The Clayton Community Library, located at 6125 Clayton Road, Clayton, California was converted into an evacuation center.
At 8:59 a.m. the fire had grown to more than 1,500 acres in size and was burning burning on the eastern slope in a southerly direction away from the town of Clayton, according to Lewis Broschard, Fire Marshal for the Contra Costa County Fire Protection District. Broschard said the town of Antioch is not in danger.
This story was first published at 9:30 p.m. on Sunday:
Bolded sections indicate an update.
The absence of a strong wind was about the only break fire crews caught as they fought a fast-growing blaze on the eastern slope of Mount Diablo Sunday night and Monday morning.
The fire, which was first reported off Morgan Territory Road at 1:08 p.m., expanded with such ferocity that it triggered an evacuation order for people in the homes about seven miles south of Clayton, California.

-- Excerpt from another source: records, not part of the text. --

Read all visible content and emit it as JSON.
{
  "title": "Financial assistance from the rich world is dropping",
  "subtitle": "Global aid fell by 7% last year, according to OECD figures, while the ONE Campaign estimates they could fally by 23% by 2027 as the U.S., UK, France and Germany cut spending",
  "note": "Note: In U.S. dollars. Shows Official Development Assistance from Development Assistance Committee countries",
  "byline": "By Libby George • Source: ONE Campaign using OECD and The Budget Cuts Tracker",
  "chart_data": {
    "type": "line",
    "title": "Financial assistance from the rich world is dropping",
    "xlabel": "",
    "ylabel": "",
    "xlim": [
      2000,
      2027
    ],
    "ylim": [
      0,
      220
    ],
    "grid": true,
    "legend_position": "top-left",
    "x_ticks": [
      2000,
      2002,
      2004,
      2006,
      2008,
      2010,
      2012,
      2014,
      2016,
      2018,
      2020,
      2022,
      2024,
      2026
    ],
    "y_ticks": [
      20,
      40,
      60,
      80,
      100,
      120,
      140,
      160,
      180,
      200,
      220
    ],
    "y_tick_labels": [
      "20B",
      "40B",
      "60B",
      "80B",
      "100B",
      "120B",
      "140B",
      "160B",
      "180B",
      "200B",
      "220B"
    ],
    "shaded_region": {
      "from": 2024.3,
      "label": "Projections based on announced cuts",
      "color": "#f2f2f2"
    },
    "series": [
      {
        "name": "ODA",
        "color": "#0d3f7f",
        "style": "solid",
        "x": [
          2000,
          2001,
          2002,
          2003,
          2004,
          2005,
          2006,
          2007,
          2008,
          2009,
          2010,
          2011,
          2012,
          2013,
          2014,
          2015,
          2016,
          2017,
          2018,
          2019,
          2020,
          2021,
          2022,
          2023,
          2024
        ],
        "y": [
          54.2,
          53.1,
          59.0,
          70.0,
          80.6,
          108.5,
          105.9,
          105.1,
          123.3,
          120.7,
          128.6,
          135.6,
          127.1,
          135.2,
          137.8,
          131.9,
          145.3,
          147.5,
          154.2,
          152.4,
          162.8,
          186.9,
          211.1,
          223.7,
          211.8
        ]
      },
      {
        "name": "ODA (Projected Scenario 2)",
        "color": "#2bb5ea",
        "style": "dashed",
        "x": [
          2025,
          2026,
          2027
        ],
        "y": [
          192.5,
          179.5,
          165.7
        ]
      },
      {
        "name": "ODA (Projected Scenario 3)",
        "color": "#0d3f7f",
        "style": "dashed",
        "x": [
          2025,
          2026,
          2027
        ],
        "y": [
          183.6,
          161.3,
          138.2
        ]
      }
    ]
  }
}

Between 6:15 and 7:30 p.m. it doubled in size, ballooning from 400 to 800 acres. (For a chart of the latest fire statistics, click here.)
Smoke billowing hundreds of feet above Mount Diablo was visible from as far away as San Francisco and Marin County.

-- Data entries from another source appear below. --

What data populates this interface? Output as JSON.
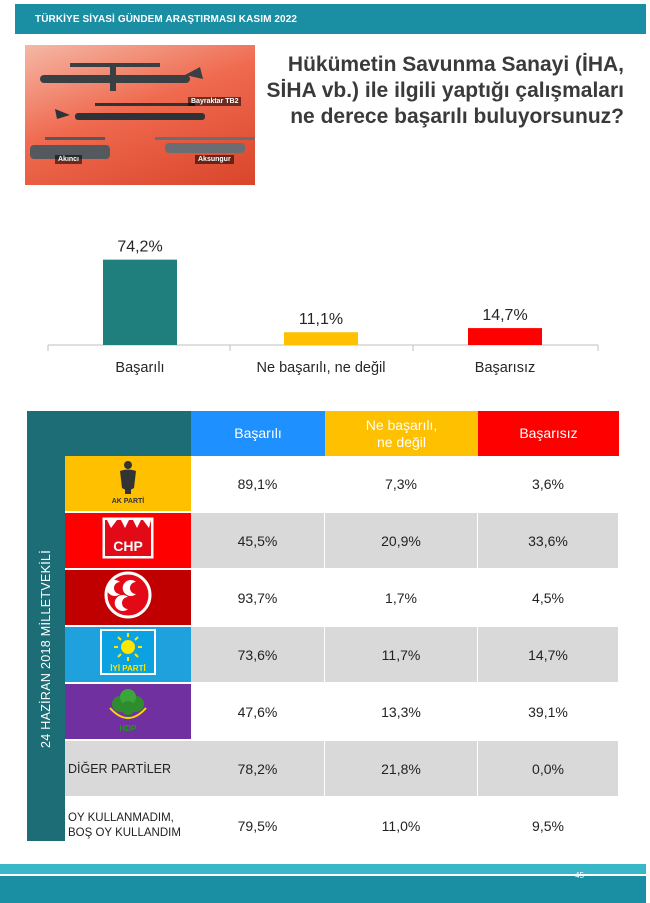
{
  "header": {
    "title": "TÜRKİYE SİYASİ GÜNDEM ARAŞTIRMASI KASIM 2022"
  },
  "hero": {
    "labels": [
      "Bayraktar TB2",
      "Akıncı",
      "Aksungur"
    ]
  },
  "question": "Hükümetin Savunma Sanayi (İHA, SİHA vb.) ile ilgili yaptığı çalışmaları ne derece başarılı buluyorsunuz?",
  "colors": {
    "teal": "#1e7f7d",
    "yellow": "#ffc000",
    "red": "#ff0000",
    "header_blue": "#1e90ff",
    "row_alt": "#d9d9d9",
    "side_teal": "#1c6d76"
  },
  "chart_data": {
    "type": "bar",
    "categories": [
      "Başarılı",
      "Ne başarılı, ne değil",
      "Başarısız"
    ],
    "values": [
      74.2,
      11.1,
      14.7
    ],
    "value_labels": [
      "74,2%",
      "11,1%",
      "14,7%"
    ],
    "bar_colors": [
      "#1e7f7d",
      "#ffc000",
      "#ff0000"
    ],
    "title": "",
    "xlabel": "",
    "ylabel": "",
    "ylim": [
      0,
      80
    ]
  },
  "table": {
    "headers": [
      "Başarılı",
      "Ne başarılı,\nne değil",
      "Başarısız"
    ],
    "side_label": "24 HAZİRAN 2018 MİLLETVEKİLİ",
    "rows": [
      {
        "party": "AK PARTİ",
        "logo": "akp-logo-icon",
        "values": [
          "89,1%",
          "7,3%",
          "3,6%"
        ]
      },
      {
        "party": "CHP",
        "logo": "chp-logo-icon",
        "values": [
          "45,5%",
          "20,9%",
          "33,6%"
        ]
      },
      {
        "party": "MHP",
        "logo": "mhp-logo-icon",
        "values": [
          "93,7%",
          "1,7%",
          "4,5%"
        ]
      },
      {
        "party": "İYİ PARTİ",
        "logo": "iyi-logo-icon",
        "values": [
          "73,6%",
          "11,7%",
          "14,7%"
        ]
      },
      {
        "party": "HDP",
        "logo": "hdp-logo-icon",
        "values": [
          "47,6%",
          "13,3%",
          "39,1%"
        ]
      },
      {
        "party": "DİĞER PARTİLER",
        "logo": "",
        "values": [
          "78,2%",
          "21,8%",
          "0,0%"
        ]
      },
      {
        "party": "OY KULLANMADIM, BOŞ OY KULLANDIM",
        "logo": "",
        "values": [
          "79,5%",
          "11,0%",
          "9,5%"
        ]
      }
    ]
  },
  "footer": {
    "page_number": "45"
  }
}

At 8:41 a.m. Monday the fire was 1,500 acres and 10 percent contained, according to Cal Fire.
The blaze started on the lower slopes of the mountain near the intersection of Morgan Territory and Marsh Creek roads. By nightfall, it had burned all the way up the southeast side of the mountain. Firefighters say parched brush fueled the fire.
About 7:30 p.m. the flames had advanced close to the summit of North Peak. Fire trucks lined the peak, attempting to halt the fire’s ascent, while down below public officials ushered people to safety.

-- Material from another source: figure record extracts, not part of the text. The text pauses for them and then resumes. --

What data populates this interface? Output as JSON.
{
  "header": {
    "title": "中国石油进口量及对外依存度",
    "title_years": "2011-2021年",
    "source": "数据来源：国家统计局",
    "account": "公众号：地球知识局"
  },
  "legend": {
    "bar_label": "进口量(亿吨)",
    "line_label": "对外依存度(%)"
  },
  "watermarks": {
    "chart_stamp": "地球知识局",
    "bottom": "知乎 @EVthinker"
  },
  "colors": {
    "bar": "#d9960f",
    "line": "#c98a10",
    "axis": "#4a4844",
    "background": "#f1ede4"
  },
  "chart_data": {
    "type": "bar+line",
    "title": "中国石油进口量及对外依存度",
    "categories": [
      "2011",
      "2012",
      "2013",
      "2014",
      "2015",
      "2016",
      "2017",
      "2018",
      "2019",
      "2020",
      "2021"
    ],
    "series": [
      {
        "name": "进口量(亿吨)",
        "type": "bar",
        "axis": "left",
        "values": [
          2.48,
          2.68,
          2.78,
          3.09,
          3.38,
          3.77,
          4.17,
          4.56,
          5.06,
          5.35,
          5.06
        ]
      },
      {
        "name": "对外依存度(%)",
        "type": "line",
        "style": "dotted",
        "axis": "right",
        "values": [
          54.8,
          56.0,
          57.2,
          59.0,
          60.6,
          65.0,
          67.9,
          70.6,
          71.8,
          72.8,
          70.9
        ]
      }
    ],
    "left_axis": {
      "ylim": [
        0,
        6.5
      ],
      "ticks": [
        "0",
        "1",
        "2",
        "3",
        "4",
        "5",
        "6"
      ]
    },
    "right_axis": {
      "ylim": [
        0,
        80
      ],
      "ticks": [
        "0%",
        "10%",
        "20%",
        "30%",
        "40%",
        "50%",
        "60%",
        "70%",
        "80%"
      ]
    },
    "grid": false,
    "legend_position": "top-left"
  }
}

When the fire threatened 75 structures Sunday afternoon, public safety officials ordered residents of Oak Hill Lane and Curry Canyon Road to evacuate to the Clayton Community Library. Contra Costa sheriff’s deputies rolled through the neighborhoods at about 4 p.m., using loudspeakers to inform people there was a mandatory evacuation and that they needed to leave immediately.
By Sunday evening, about 250 firefighters from six departments were working to halt the fire’s progress. Air tankers and helicopters doused the fire from above until darkness grounded the aircraft.
Dennis Rein, a public information officer for the Contra Costa Fire Protection District, said Sunday evening the fire would probably burn all night and into morning.
Rein said fighting a fire on the mountain is tough, but it’s particularly tough on that side of Diablo. There are few fire roads and the terrain is steep.
He said the town of Clayton appeared safe for the time being.
On Sunday evening, people walked the streets of the small town, peering up at the smoky mountain top.
“Any fire on that mountain is scary,” said Clayton Mayor Julie Pierce, who was at the library waiting for evacuees.
At 7 p.m., only a handful of people from the fire area had arrived at the library.
One of them was a woman who identified herself as Virginia. She lives in a trailer park in the Morgan Territory area.
She said there was a lot of smoke in her neighborhood throughout the afternoon. Residents couldn’t see the flames, but they were a “bit concerned” about the fire.
Virginia grabbed “a few things you can’t replace” such as photographs and drove to the Clayton Library.
She didn’t know when she’d be allowed back home and at that time she wasn’t sure where she would sleep Sunday night.
American Red Cross volunteers were at the library, trying to find accommodations.
People with horses boarded in the fire zone were advised to take their animals to the equestrian center at Heather Farm Park in Walnut Creek.
A short distance away at the park and ride lot at the Peacock Creek housing tract, members of the Concord Mount Diablo Trail Ride Association had gathered.
The members had driven out to stables in the fire zone and evacuated two dozen horses.
Elaine Baker, a Concord resident and member of the association, said they didn’t wait for evacuation orders to go get the horses.
“Even if it seemed premature and silly, we wanted to go out there,” said Baker. “It wasn’t silly to us.”